A hybrid concept is devised to deliver robust spatial interference rejection to dispersed embedded GPS receivers working collaboratively in a multi-node antenna (MNA) array through the combination of adaptive null-steering and antenna diversity. The MNA array is formed from a collection of independent devices with single-element antennas thus circumventing SWAP constraints.
It is highly likely that forming a GNSS antenna array from a collection of independent dispersed antenna elements requires accuracy to be sacrificed for jamming-immunity. Unique complications are inherited that must either be accepted or mitigated. Foremost, the distance between individual elements of a practical MNA array will exceed traditional half-wavelength spacing. Thus, applying an adaptive null-steering filter to the MNA array results in aliasing where numerous grating nulls accompany the desired nulls present in the spatial antenna pattern. This severely restricts the useable beamspace of the array. A diversity scheme based on selection combining is postulated to overcome the effects of aliasing. Designating the total number of nodes available to participate in the array as N and the desired number of nodes forming the array as M, the diversity scheme performs adaptive filtering on X array combinations where X is found from the binomial coefficient of choosing M-1 nodes from a collection of N-1 nodes. Each resulting antenna pattern contains both nulls directed towards jammers and grating nulls; however, the grating null locations vary between combinations. Following code correlation in the GPS receiver, selection-combining is leveraged to select the output with the highest carrier to noise ratio per satellite. Simulation results show employing this diversity scheme can increase the useable beamspace from 50% to over 90% with N = 6 and M = 3.

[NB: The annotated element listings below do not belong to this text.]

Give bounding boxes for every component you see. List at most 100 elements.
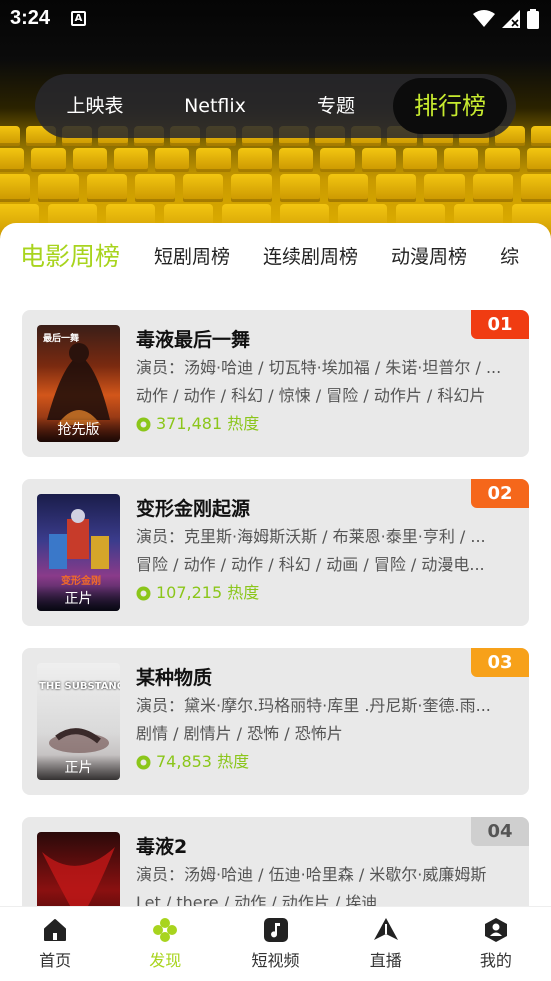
heat-value: 107,215 热度 [156, 583, 260, 602]
seat [424, 174, 465, 202]
seat [279, 174, 320, 202]
seat [196, 148, 231, 172]
heat-icon [136, 755, 151, 769]
seat [520, 174, 551, 202]
nav-label: 我的 [479, 951, 512, 970]
status-time: 3:24 [10, 7, 51, 29]
tab-netflix[interactable]: Netflix [151, 78, 279, 134]
top-tab-bar: 上映表 Netflix 专题 排行榜 [35, 74, 516, 138]
seat [526, 148, 551, 172]
seat [402, 148, 438, 172]
signal-icon [502, 10, 520, 28]
seat [485, 148, 520, 172]
movie-heat: 371,481 热度 [136, 410, 519, 438]
tab-topics[interactable]: 专题 [279, 78, 393, 134]
poster-title-text: THE SUBSTANCE [39, 681, 120, 692]
movie-title: 某种物质 [136, 667, 213, 689]
movie-poster: 变形金刚 正片 [37, 494, 120, 611]
seat [72, 148, 107, 172]
nav-label: 短视频 [251, 951, 300, 970]
seat-row [0, 174, 551, 202]
heat-icon [136, 586, 151, 600]
poster-tag: 抢先版 [37, 417, 120, 442]
seat [0, 148, 25, 172]
seat [444, 148, 479, 172]
movie-poster: 最后一舞 抢先版 [37, 325, 120, 442]
tab-anime-weekly[interactable]: 动漫周榜 [391, 242, 467, 269]
tab-series-weekly[interactable]: 连续剧周榜 [263, 242, 358, 269]
tab-movie-weekly[interactable]: 电影周榜 [20, 237, 120, 273]
poster-title-text: 最后一舞 [43, 334, 80, 344]
movie-genres: 冒险 / 动作 / 动作 / 科幻 / 动画 / 冒险 / 动漫电... [136, 555, 485, 574]
live-icon [373, 918, 398, 940]
heat-value: 74,853 热度 [156, 752, 250, 771]
seat [31, 148, 66, 172]
seat [231, 174, 272, 202]
seat-row [0, 148, 551, 172]
seat [279, 148, 314, 172]
tab-schedule[interactable]: 上映表 [39, 78, 151, 134]
seat [361, 148, 396, 172]
seat [530, 126, 551, 146]
status-icons [473, 9, 539, 29]
status-bar: 3:24 A [0, 0, 551, 40]
home-icon [44, 919, 67, 941]
ranking-card[interactable]: 03 THE SUBSTANCE 正片 某种物质 演员：黛米·摩尔.玛格丽特·库… [22, 648, 529, 795]
music-note-icon [263, 918, 288, 942]
movie-genres: 剧情 / 剧情片 / 恐怖 / 恐怖片 [136, 724, 343, 743]
seat [183, 174, 224, 202]
seat [38, 174, 79, 202]
poster-tag: 正片 [37, 755, 120, 780]
nav-label: 直播 [369, 951, 402, 970]
movie-actors: 演员：克里斯·海姆斯沃斯 / 布莱恩·泰里·亨利 / ... [136, 527, 486, 546]
battery-icon [527, 9, 539, 29]
category-tabs: 电影周榜 短剧周榜 连续剧周榜 动漫周榜 综 [20, 237, 551, 277]
seat [86, 174, 127, 202]
seat [376, 174, 417, 202]
seat [0, 126, 21, 146]
heat-icon [136, 417, 151, 431]
seat [327, 174, 368, 202]
movie-actors: 演员：汤姆·哈迪 / 伍迪·哈里森 / 米歇尔·威廉姆斯 [136, 865, 487, 884]
movie-poster [37, 832, 120, 913]
movie-genres: 动作 / 动作 / 科幻 / 惊悚 / 冒险 / 动作片 / 科幻片 [136, 386, 486, 405]
nav-home[interactable]: 首页 [0, 907, 110, 981]
nav-label: 首页 [39, 951, 72, 970]
movie-heat: 74,853 热度 [136, 748, 519, 776]
poster-tag: 正片 [37, 586, 120, 611]
movie-title: 变形金刚起源 [136, 498, 251, 520]
seat [0, 174, 31, 202]
tab-rankings[interactable]: 排行榜 [393, 78, 507, 134]
nav-short-video[interactable]: 短视频 [220, 907, 330, 981]
seat [472, 174, 513, 202]
movie-poster: THE SUBSTANCE 正片 [37, 663, 120, 780]
nav-label: 发现 [149, 951, 182, 970]
ranking-card[interactable]: 01 最后一舞 抢先版 毒液最后一舞 演员：汤姆·哈迪 / 切瓦特·埃加福 / … [22, 310, 529, 457]
tab-short-drama-weekly[interactable]: 短剧周榜 [154, 242, 230, 269]
nav-profile[interactable]: 我的 [441, 907, 551, 981]
movie-heat: 107,215 热度 [136, 579, 519, 607]
seat [237, 148, 272, 172]
movie-title: 毒液2 [136, 836, 188, 858]
movie-actors: 演员：汤姆·哈迪 / 切瓦特·埃加福 / 朱诺·坦普尔 / ... [136, 358, 502, 377]
ranking-card[interactable]: 02 变形金刚 正片 变形金刚起源 演员：克里斯·海姆斯沃斯 / 布莱恩·泰里·… [22, 479, 529, 626]
heat-value: 371,481 热度 [156, 414, 260, 433]
nav-discover[interactable]: 发现 [110, 907, 220, 981]
notification-a-icon: A [71, 11, 86, 26]
bottom-nav: 首页 发现 短视频 直播 我的 [0, 906, 551, 981]
seat [113, 148, 149, 172]
seat [320, 148, 355, 172]
seat [134, 174, 175, 202]
movie-title: 毒液最后一舞 [136, 329, 251, 351]
seat [155, 148, 190, 172]
poster-title-text: 变形金刚 [61, 576, 101, 587]
discover-icon [153, 918, 178, 942]
ranking-card[interactable]: 04 毒液2 演员：汤姆·哈迪 / 伍迪·哈里森 / 米歇尔·威廉姆斯 Let … [22, 817, 529, 913]
tab-variety-weekly[interactable]: 综 [500, 242, 519, 269]
wifi-icon [473, 10, 495, 27]
ranking-panel: 电影周榜 短剧周榜 连续剧周榜 动漫周榜 综 01 最后一舞 抢先版 毒液最后一舞 演员… [0, 223, 551, 913]
movie-actors: 演员：黛米·摩尔.玛格丽特·库里 .丹尼斯·奎德.雨... [136, 696, 491, 715]
poster-art [42, 847, 115, 913]
nav-live[interactable]: 直播 [331, 907, 441, 981]
profile-icon [484, 918, 507, 942]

An additional complication arises as the spatial size of the array increases. In traditional array processing the narrowband assumption is often applied such that elementary phase shifts are applied to a common signal to model its propagation across nodes of the array. As the bandwidth of the signal or expanse of the array increases, this approximation loses its validity and when left unmitigated can further restrict the useable beamspace and degrees-of-freedom within the MNA array.

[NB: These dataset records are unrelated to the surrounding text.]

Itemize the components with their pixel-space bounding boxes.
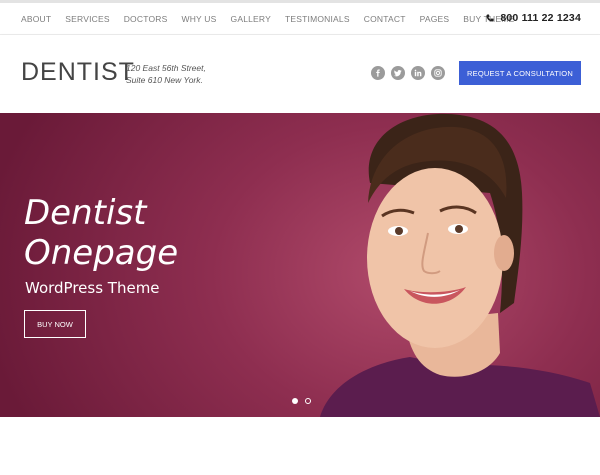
nav-item-gallery[interactable]: GALLERY [231, 14, 271, 24]
linkedin-icon[interactable] [411, 66, 425, 80]
slider-pagination [292, 398, 318, 404]
nav-item-services[interactable]: SERVICES [65, 14, 109, 24]
site-logo[interactable]: DENTIST [21, 58, 135, 87]
nav-item-contact[interactable]: CONTACT [364, 14, 406, 24]
address-line-1: 120 East 56th Street, [126, 63, 206, 73]
top-navigation: ABOUT SERVICES DOCTORS WHY US GALLERY TE… [0, 3, 600, 35]
twitter-icon[interactable] [391, 66, 405, 80]
nav-menu: ABOUT SERVICES DOCTORS WHY US GALLERY TE… [21, 14, 528, 24]
slider-dot-2[interactable] [305, 398, 311, 404]
facebook-icon[interactable] [371, 66, 385, 80]
hero-subtitle: WordPress Theme [25, 279, 160, 297]
request-consultation-button[interactable]: REQUEST A CONSULTATION [459, 61, 581, 85]
buy-now-button[interactable]: BUY NOW [24, 310, 86, 338]
instagram-icon[interactable] [431, 66, 445, 80]
hero-title-line-1: Dentist [24, 193, 147, 233]
phone-contact[interactable]: 800 111 22 1234 [486, 12, 581, 24]
nav-item-testimonials[interactable]: TESTIMONIALS [285, 14, 350, 24]
nav-item-doctors[interactable]: DOCTORS [124, 14, 168, 24]
phone-number: 800 111 22 1234 [500, 12, 581, 24]
nav-item-why-us[interactable]: WHY US [181, 14, 216, 24]
address-line-2: Suite 610 New York. [126, 75, 203, 85]
site-header: DENTIST 120 East 56th Street, Suite 610 … [0, 35, 600, 114]
nav-item-about[interactable]: ABOUT [21, 14, 51, 24]
hero-title-line-2: Onepage [24, 233, 179, 273]
address-block: 120 East 56th Street, Suite 610 New York… [126, 62, 206, 86]
phone-icon [486, 14, 494, 22]
hero-title: Dentist Onepage [24, 193, 178, 273]
nav-item-pages[interactable]: PAGES [420, 14, 450, 24]
slider-dot-1[interactable] [292, 398, 298, 404]
hero-woman-image [320, 113, 600, 417]
social-links [371, 66, 451, 80]
hero-slider: Dentist Onepage WordPress Theme BUY NOW [0, 113, 600, 417]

Other difficulties introduced by the MNA array architecture include node synchronization; as well as, network bandwidth and latency requirements. Furthermore, maintaining the ability to accurately estimate the code delay and carrier-phase shift of the desired signal source within a GNSS receiver is more important than simply extracting navigation bits from the modulated waveform. Combining relative time-delayed samples from each antenna element artificially creates a multipath environment for the GPS receiver which can lead to inaccurate range estimates. The MNA array architecture should minimize this performance impact by compensating for the induced multipath environment.
This paper formalizes a concept to combine an adaptive, null-steering filter with selection-combining diversity to reject interference in MNA arrays. The tradeoffs and complications described above associated with large and sparse antenna arrays for GNSS applications are evaluated. Analyses reveal how the severity of these complications vary with MNA array composition and impact the fundamental ability of GNSS receivers to estimate code delay and carrier-phase shift in received satellite waveforms. An end-to-end MATLAB modeling environment is introduced to define MNA antenna arrays, propagate GPS and interference waveforms to array elements, excite adaptive-antenna array filters and assess GPS-receiver baseband processing performance. Finally, simulation results are presented to estimate the jamming immunity, useable beamspace, complexity, and navigation performance of the MNA array concept.